Henry Buzy-Cazaux, président de l’Institut de management des services immobiliers (IMSI) - © D.R.
Henry Buzy-Cazaux, président de l’Institut de management des services immobiliers (IMSI) - © D.R.

Le Premier ministre Edouard Philippe a répété en mars 2020 que la crise allait révéler ce que « l’humanité a de plus beau et de plus sombre ». Quel peut être l’impact du confinement sur les comportements vis-à-vis de l’immobilier ? L’immobilier peut-il résister à un choc ?

La phrase d’Édouard Philippe avait une portée générale, et à ce titre elle s’applique bien sûr aussi à l’immobilier. Les acteurs de la filière se sont mobilisés à la première heure pour apporter leur concours.
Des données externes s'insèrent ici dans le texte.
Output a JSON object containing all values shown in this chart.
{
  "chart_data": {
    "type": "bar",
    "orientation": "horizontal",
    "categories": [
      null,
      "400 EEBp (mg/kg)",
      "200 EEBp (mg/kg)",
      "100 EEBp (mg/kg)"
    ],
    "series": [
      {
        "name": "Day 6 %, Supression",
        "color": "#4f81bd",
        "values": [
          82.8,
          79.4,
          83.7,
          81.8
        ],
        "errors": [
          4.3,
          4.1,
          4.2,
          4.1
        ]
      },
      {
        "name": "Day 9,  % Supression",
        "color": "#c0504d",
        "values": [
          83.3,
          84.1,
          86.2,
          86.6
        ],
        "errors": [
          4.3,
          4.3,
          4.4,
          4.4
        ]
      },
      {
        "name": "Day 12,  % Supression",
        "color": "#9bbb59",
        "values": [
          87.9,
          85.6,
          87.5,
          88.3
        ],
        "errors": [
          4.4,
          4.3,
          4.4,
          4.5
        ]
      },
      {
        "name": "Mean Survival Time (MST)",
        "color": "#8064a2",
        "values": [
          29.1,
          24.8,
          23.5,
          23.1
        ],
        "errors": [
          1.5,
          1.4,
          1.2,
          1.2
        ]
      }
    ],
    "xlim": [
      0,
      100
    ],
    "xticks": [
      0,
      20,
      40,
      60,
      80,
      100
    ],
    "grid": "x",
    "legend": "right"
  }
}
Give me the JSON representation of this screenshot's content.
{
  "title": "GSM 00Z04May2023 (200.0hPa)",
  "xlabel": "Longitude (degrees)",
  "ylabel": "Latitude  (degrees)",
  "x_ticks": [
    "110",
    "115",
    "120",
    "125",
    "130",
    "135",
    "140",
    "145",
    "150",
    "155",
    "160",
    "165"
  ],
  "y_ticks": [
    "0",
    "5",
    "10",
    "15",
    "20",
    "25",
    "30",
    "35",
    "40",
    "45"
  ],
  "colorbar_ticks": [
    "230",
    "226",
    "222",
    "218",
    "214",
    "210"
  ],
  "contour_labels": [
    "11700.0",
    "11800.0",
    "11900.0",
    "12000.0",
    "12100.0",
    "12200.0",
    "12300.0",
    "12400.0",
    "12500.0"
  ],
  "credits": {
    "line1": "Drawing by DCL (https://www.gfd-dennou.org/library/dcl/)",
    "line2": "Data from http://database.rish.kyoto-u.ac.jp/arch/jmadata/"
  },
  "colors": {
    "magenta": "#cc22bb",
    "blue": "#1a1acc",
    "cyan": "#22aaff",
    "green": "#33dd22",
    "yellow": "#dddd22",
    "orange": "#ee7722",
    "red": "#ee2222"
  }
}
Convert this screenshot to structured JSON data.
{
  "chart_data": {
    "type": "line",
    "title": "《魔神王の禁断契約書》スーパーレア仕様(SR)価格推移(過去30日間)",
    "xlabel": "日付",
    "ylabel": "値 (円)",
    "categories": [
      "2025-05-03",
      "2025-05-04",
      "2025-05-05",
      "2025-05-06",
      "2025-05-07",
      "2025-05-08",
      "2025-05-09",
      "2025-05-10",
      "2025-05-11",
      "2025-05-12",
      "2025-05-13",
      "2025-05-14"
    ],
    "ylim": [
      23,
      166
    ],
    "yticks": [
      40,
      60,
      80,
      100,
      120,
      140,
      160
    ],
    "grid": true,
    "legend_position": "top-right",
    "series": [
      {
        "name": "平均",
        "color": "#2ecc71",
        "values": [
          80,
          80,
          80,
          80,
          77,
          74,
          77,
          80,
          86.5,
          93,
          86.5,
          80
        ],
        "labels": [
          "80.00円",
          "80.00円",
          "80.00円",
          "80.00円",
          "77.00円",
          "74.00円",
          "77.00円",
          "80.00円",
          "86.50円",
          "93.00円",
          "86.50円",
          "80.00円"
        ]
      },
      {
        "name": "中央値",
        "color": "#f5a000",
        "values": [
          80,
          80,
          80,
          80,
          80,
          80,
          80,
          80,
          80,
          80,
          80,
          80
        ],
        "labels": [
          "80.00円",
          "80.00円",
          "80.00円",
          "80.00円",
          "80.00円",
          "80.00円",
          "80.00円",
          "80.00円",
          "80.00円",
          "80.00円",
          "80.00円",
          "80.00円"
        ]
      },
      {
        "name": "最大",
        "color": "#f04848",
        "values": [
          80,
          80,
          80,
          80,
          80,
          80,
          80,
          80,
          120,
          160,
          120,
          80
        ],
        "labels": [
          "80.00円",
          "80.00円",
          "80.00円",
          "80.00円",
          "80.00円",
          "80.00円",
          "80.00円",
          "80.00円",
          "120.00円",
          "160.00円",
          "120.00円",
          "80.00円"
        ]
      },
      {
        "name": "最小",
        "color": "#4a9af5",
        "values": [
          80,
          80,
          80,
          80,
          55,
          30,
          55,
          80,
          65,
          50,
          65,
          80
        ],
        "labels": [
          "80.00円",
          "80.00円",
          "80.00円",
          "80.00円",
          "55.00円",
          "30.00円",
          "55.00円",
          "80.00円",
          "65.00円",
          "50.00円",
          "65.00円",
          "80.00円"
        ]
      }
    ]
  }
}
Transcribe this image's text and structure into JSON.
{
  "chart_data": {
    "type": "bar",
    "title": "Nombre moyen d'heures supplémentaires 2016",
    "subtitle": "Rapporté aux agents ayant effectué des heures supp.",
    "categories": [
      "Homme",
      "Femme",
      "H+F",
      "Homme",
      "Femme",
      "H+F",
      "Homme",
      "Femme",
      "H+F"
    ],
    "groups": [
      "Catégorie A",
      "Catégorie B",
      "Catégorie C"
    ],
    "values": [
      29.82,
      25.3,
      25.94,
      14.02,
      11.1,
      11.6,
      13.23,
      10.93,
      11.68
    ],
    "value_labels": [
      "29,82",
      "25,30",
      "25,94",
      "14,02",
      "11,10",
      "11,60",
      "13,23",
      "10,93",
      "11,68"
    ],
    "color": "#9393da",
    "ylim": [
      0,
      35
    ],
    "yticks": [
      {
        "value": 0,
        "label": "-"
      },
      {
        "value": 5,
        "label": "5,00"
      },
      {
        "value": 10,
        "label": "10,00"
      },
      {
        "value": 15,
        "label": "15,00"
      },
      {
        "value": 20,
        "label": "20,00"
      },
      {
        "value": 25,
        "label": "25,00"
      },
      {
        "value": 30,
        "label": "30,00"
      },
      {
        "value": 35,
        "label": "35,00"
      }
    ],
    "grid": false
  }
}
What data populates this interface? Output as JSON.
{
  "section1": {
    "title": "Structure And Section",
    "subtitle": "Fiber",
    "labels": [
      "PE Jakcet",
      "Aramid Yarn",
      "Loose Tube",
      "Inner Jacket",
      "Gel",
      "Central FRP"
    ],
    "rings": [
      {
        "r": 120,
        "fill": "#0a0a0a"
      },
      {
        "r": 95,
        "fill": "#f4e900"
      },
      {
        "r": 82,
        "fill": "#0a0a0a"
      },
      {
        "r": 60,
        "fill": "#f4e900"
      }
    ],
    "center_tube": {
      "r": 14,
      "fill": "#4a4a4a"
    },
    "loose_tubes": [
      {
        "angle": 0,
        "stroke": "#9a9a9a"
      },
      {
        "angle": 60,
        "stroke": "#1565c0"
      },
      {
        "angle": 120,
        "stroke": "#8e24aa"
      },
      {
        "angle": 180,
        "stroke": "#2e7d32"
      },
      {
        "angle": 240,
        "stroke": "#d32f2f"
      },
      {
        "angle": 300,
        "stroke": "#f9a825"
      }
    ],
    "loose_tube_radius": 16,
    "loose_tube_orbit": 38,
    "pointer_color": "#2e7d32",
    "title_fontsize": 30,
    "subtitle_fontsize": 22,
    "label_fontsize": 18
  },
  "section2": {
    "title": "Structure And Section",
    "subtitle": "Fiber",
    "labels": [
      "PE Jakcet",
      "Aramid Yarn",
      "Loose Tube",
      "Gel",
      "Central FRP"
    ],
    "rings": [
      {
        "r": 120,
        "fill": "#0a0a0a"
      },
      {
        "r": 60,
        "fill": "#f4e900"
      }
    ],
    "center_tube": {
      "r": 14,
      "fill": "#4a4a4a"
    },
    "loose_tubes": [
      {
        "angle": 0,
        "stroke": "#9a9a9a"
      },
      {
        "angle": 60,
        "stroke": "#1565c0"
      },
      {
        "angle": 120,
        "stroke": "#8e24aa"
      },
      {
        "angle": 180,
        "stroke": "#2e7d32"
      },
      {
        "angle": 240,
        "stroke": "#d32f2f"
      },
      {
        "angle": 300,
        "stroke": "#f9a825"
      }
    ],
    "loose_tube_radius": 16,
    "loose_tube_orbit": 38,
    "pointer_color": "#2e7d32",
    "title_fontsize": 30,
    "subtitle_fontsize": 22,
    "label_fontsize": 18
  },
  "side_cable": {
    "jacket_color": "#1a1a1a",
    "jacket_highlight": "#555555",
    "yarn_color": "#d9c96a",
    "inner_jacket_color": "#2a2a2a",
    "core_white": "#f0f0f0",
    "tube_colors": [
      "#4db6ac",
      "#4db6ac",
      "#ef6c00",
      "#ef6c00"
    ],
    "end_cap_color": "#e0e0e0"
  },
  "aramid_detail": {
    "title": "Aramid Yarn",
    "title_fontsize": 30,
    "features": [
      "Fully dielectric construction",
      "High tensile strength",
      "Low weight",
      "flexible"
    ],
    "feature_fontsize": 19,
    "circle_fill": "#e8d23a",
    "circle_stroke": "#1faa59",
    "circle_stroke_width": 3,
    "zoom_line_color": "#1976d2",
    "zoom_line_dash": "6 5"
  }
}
On peut citer Nexity, qui a mis à la disposition du personnel soignant ou des sans-abris sa capacité d’accueil en résidences gérées dans nos villes. Mais aussi la Compagnie du Phalsbourg qui a effacé pour 3 mois les loyers de ses locataires commerçants en difficulté du fait de l’interdiction d’exercer. CDC Habitat et In’Li, ont pré-réservé 50 000 logements à eux deux auprès des promoteurs privés. On pourrait citer bien d’autres initiatives solidaires. En face de cela, on voit des copropriétés qui demandent à leurs occupants personnels de santé de quitter l’immeuble par peur qu’ils ne contaminent pas la collectivité.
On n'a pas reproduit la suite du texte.